John - (born 1753) was the eldest son. There is no suggestion in the records he died in infancy.  There could be a story here.  John was 11 when his father remarried and like all of the "first family" understandably "cleared off" from Bluntisham as soon as he could.  Indeed, when his father died in 1775 and his stepmother Ann was left alone, he either had the choice to step in to help or make his own way.  He clearly chose the latter.

Years ago, I found an odd record which may be this man, the only one which would fit.

The American War of Independence spanned 1775-1783.  So many of the British Army were sent out there (the country was overstretched being also at war with France - we were always at war with France) that England embodied its Militia Regiments, of which muster records survive from 1780.  Many years ago I dug these out.

There is a Sergeant John Jinn [sic] in the Huntingdonshire Militia in 1781 (see WO13 1016 at the National Archives).  The name is later mangled but my notebook says "it is definitely Jinn" in at least one entry.  If the man was a Ginn then it can only be this man



In 1781 the Regiment were stationed at Great Yarmouth in Norfolk.  None of this would be of much significance save for the fact that John was in Lord Charles Montagu's Company and who Lord Charles Montagu was.  
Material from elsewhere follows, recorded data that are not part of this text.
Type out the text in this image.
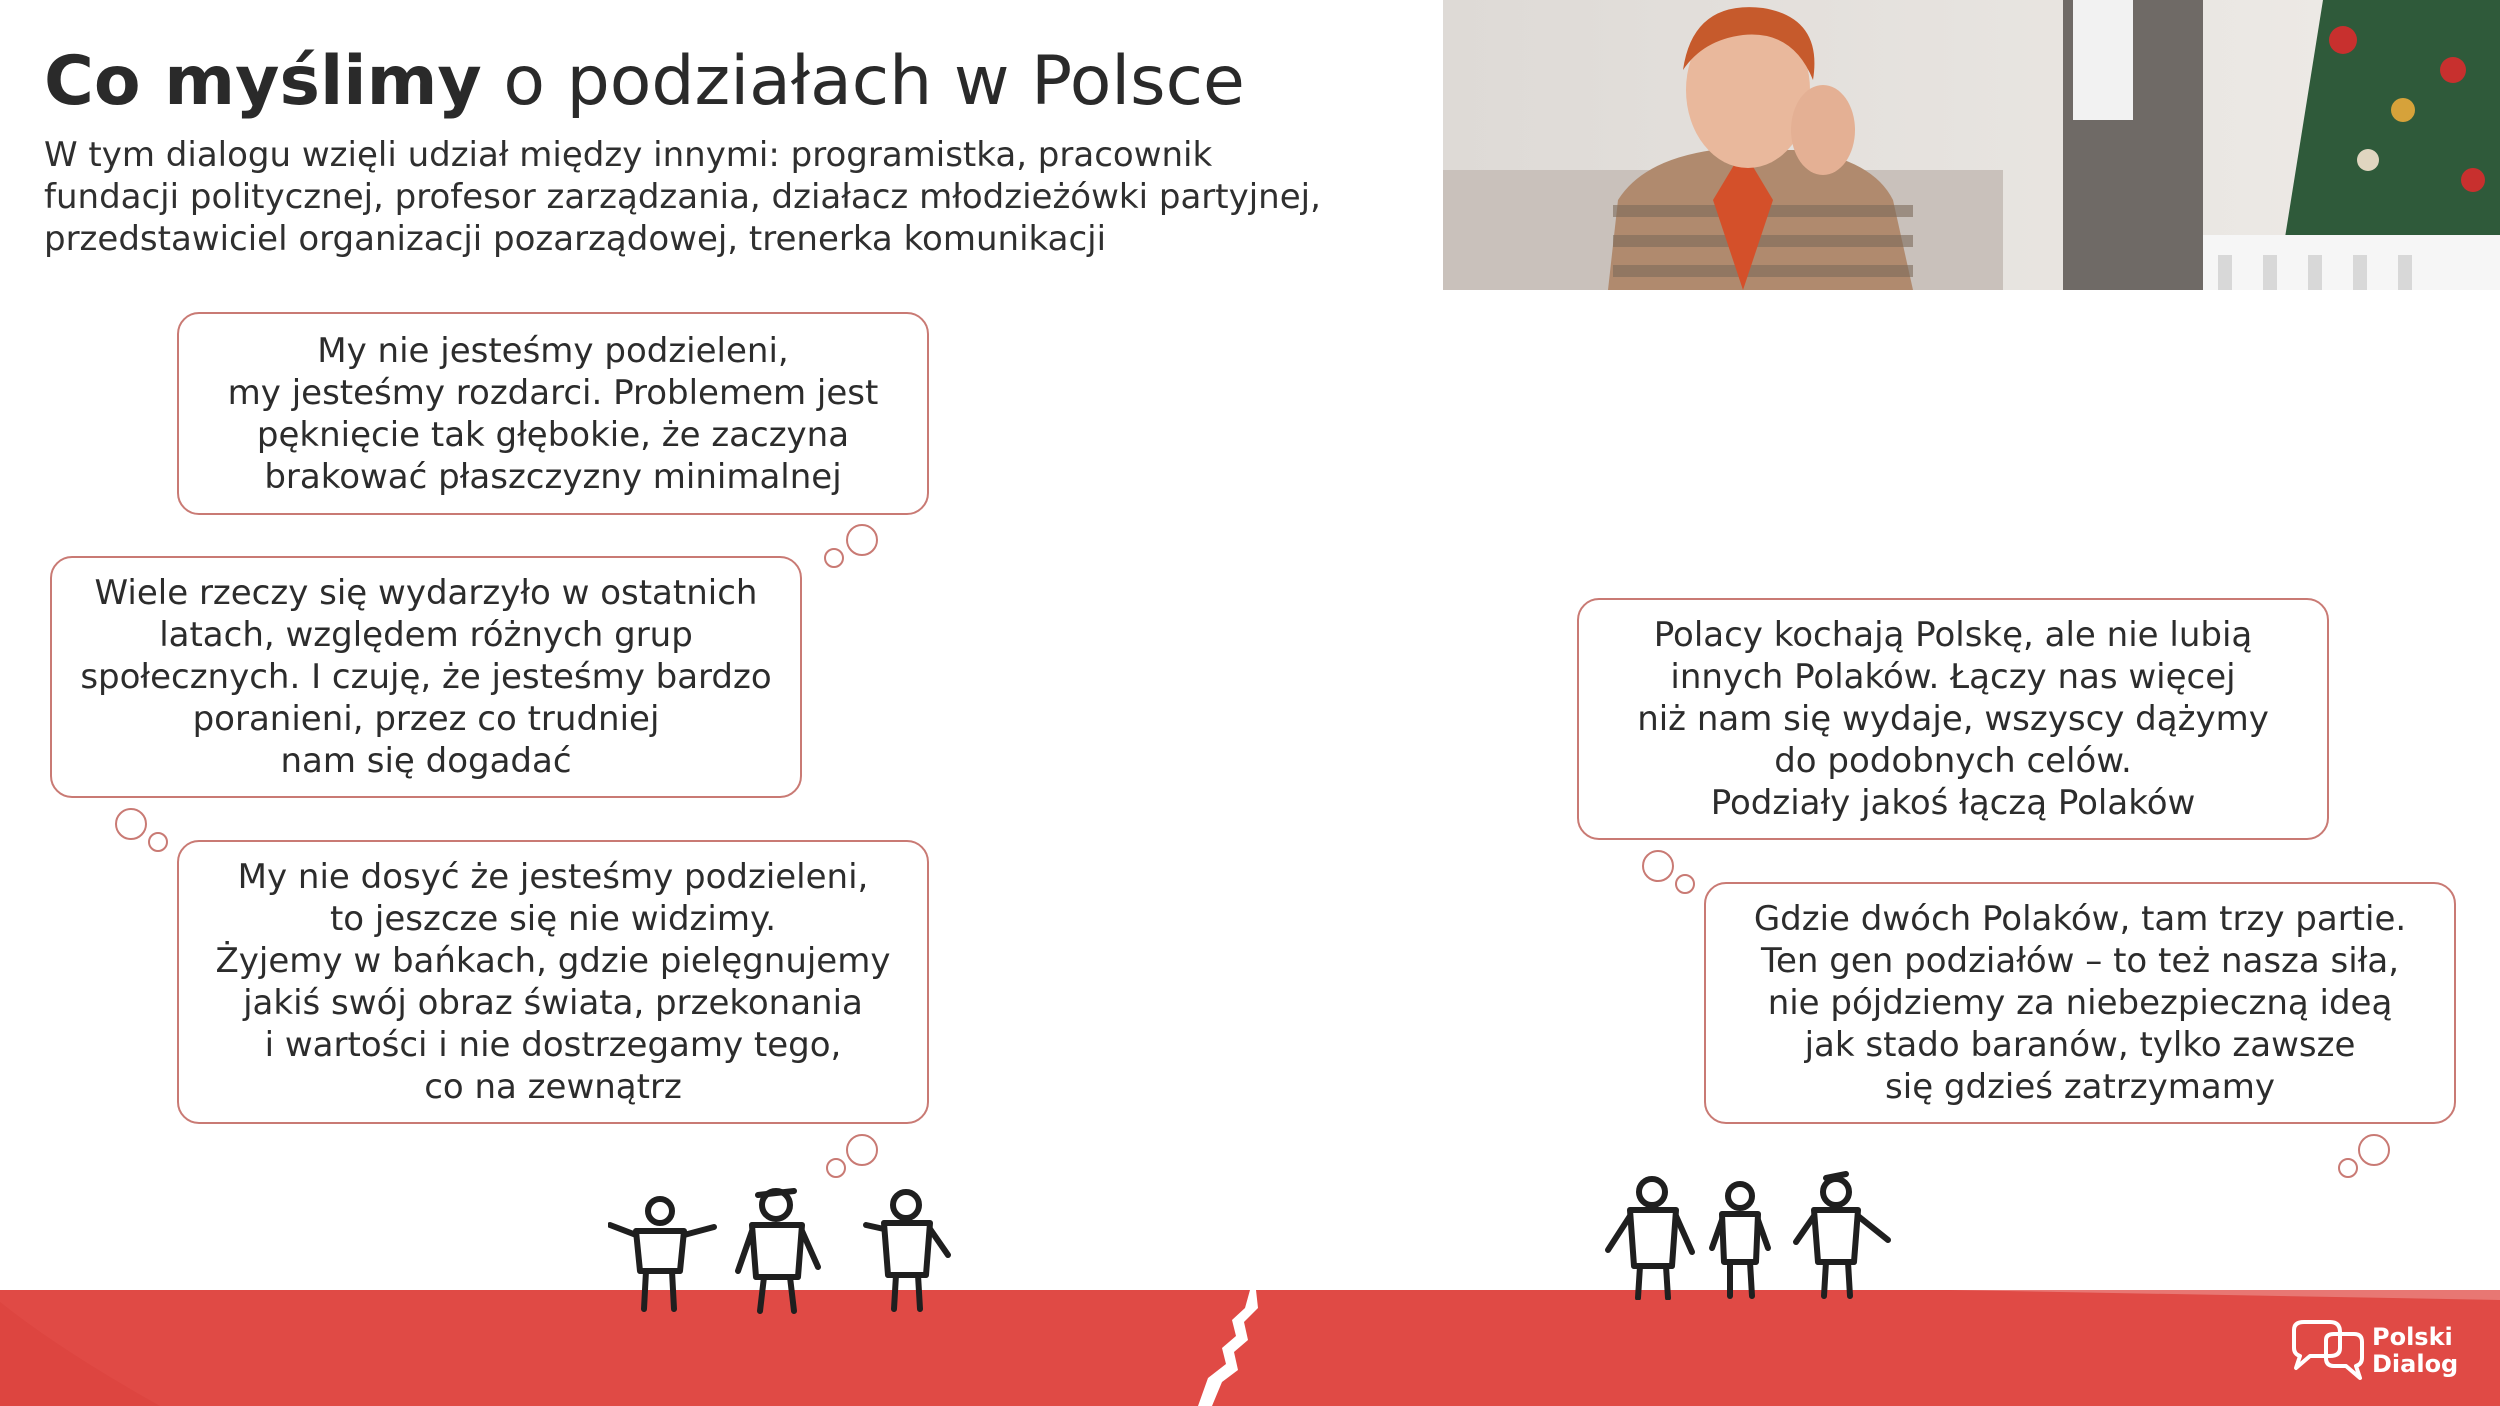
Co myślimy o podziałach w Polsce
W tym dialogu wzięli udział między innymi: programistka, pracownik
fundacji politycznej, profesor zarządzania, działacz młodzieżówki partyjnej,
przedstawiciel organizacji pozarządowej, trenerka komunikacji
My nie jesteśmy podzieleni,
my jesteśmy rozdarci. Problemem jest
pęknięcie tak głębokie, że zaczyna
brakować płaszczyzny minimalnej
Wiele rzeczy się wydarzyło w ostatnich
latach, względem różnych grup
społecznych. I czuję, że jesteśmy bardzo
poranieni, przez co trudniej
nam się dogadać
My nie dosyć że jesteśmy podzieleni,
to jeszcze się nie widzimy.
Żyjemy w bańkach, gdzie pielęgnujemy
jakiś swój obraz świata, przekonania
i wartości i nie dostrzegamy tego,
co na zewnątrz
Polacy kochają Polskę, ale nie lubią
innych Polaków. Łączy nas więcej
niż nam się wydaje, wszyscy dążymy
do podobnych celów.
Podziały jakoś łączą Polaków
Gdzie dwóch Polaków, tam trzy partie.
Ten gen podziałów – to też nasza siła,
nie pójdziemy za niebezpieczną ideą
jak stado baranów, tylko zawsze
się gdzieś zatrzymamy
Polski
Dialog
Lord Charles Montagu (1741-1784 - above) was one time MP for Huntingdonshire in the 1760s and Governor of Carolina in the American Colonies before American independence. He went back and forth being England and Carolina.  He raised the British Duke of Cumberland Regiment (largely from American prisoners but also some British and other soldiers) in the  early 1780s during the American War to fight the French and Spanish in the West Indies  - the Americans were therefore not to fight their own.  He reputedly sympathised with the Colonials.   Whether any of this has anything to do with the fate of John Ginn I have no idea - I will leave it with you !
 
William - I am confident that William here (born 1756) married Elizabeth Musick at Thorney in 1779.  His nephew Bob went up that way quite some years later - people had to move around for work and villages in these parts were far between. Elizabeth would appear to have been born in around 1740  and not surprisingly there were no children.  William died in 1812 with a quoted age of 57 (ie born circa 1755)
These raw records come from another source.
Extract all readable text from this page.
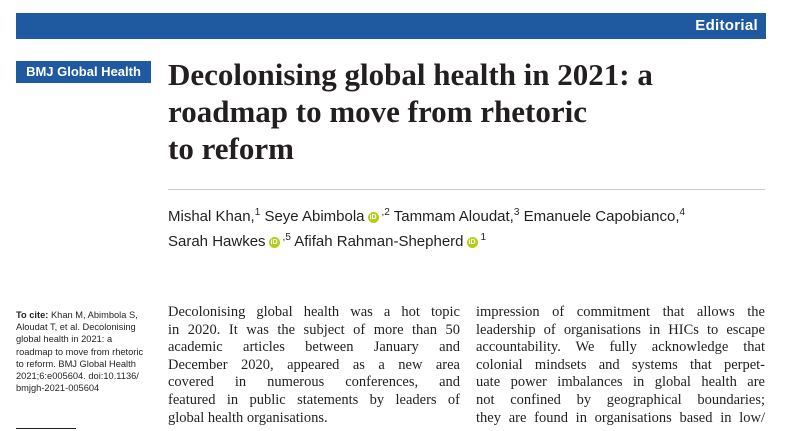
Editorial
BMJ Global Health Decolonising global health in 2021: a
roadmap to move from rhetoric
to reform
Mishal Khan,$^1$ Seye Abimbola iD $^{,2}$ Tammam Aloudat,$^3$ Emanuele Capobianco,$^4$
Sarah Hawkes iD $^{,5}$ Afifah Rahman-Shepherd iD $^1$
To cite: Khan M, Abimbola S,
Aloudat T, et al. Decolonising
global health in 2021: a
roadmap to move from rhetoric
to reform. BMJ Global Health
2021;6:e005604. doi:10.1136/
bmjgh-2021-005604
Decolonising global health was a hot topic
in 2020. It was the subject of more than 50
academic articles between January and
December 2020, appeared as a new area
covered in numerous conferences, and
featured in public statements by leaders of
global health organisations.
impression of commitment that allows the
leadership of organisations in HICs to escape
accountability. We fully acknowledge that
colonial mindsets and systems that perpet-
uate power imbalances in global health are
not confined by geographical boundaries;
they are found in organisations based in low/
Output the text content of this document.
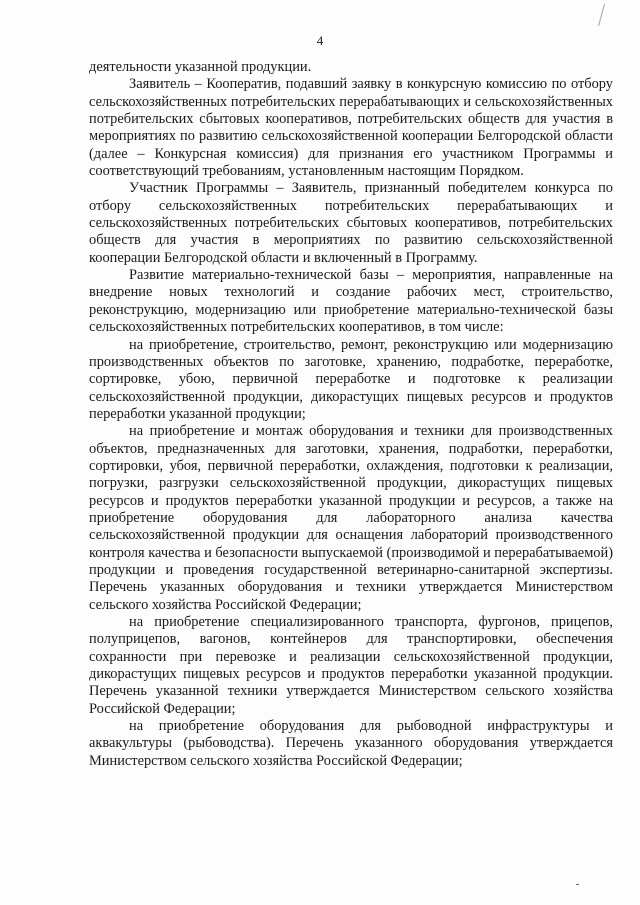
4

деятельности указанной продукции.

Заявитель – Кооператив, подавший заявку в конкурсную комиссию по отбору сельскохозяйственных потребительских перерабатывающих и сельскохозяйственных потребительских сбытовых кооперативов, потребительских обществ для участия в мероприятиях по развитию сельскохозяйственной кооперации Белгородской области (далее – Конкурсная комиссия) для признания его участником Программы и соответствующий требованиям, установленным настоящим Порядком.

Участник Программы – Заявитель, признанный победителем конкурса по отбору сельскохозяйственных потребительских перерабатывающих и сельскохозяйственных потребительских сбытовых кооперативов, потребительских обществ для участия в мероприятиях по развитию сельскохозяйственной кооперации Белгородской области и включенный в Программу.

Развитие материально-технической базы – мероприятия, направленные на внедрение новых технологий и создание рабочих мест, строительство, реконструкцию, модернизацию или приобретение материально-технической базы сельскохозяйственных потребительских кооперативов, в том числе:

на приобретение, строительство, ремонт, реконструкцию или модернизацию производственных объектов по заготовке, хранению, подработке, переработке, сортировке, убою, первичной переработке и подготовке к реализации сельскохозяйственной продукции, дикорастущих пищевых ресурсов и продуктов переработки указанной продукции;

на приобретение и монтаж оборудования и техники для производственных объектов, предназначенных для заготовки, хранения, подработки, переработки, сортировки, убоя, первичной переработки, охлаждения, подготовки к реализации, погрузки, разгрузки сельскохозяйственной продукции, дикорастущих пищевых ресурсов и продуктов переработки указанной продукции и ресурсов, а также на приобретение оборудования для лабораторного анализа качества сельскохозяйственной продукции для оснащения лабораторий производственного контроля качества и безопасности выпускаемой (производимой и перерабатываемой) продукции и проведения государственной ветеринарно-санитарной экспертизы. Перечень указанных оборудования и техники утверждается Министерством сельского хозяйства Российской Федерации;

на приобретение специализированного транспорта, фургонов, прицепов, полуприцепов, вагонов, контейнеров для транспортировки, обеспечения сохранности при перевозке и реализации сельскохозяйственной продукции, дикорастущих пищевых ресурсов и продуктов переработки указанной продукции. Перечень указанной техники утверждается Министерством сельского хозяйства Российской Федерации;

на приобретение оборудования для рыбоводной инфраструктуры и аквакультуры (рыбоводства). Перечень указанного оборудования утверждается Министерством сельского хозяйства Российской Федерации;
James and Thomas - apparently survived infancy but are untraced

Mary - died in her early 20s.

Robert- born in circa 1769 from the second marriage.  Robert followed his mother's Baptist ways.  He married Susannah Johnson at Bluntisham in 1792.  The couple had two sons, the last in 1796.  Whether Robert was ill early on seems unclear, he may have had tuberculosis, but he died in 1805 aged about 36 I would guess and is buried in the Baptist burial ground like his Mum



Susannah remarried Joseph Butcher at Bluntisham that same year.

Bob and Susan had two sons

              William    1794
              John         1796

Neither of the sons have yet been traced.  They may have moved away with Mum and her new bloke.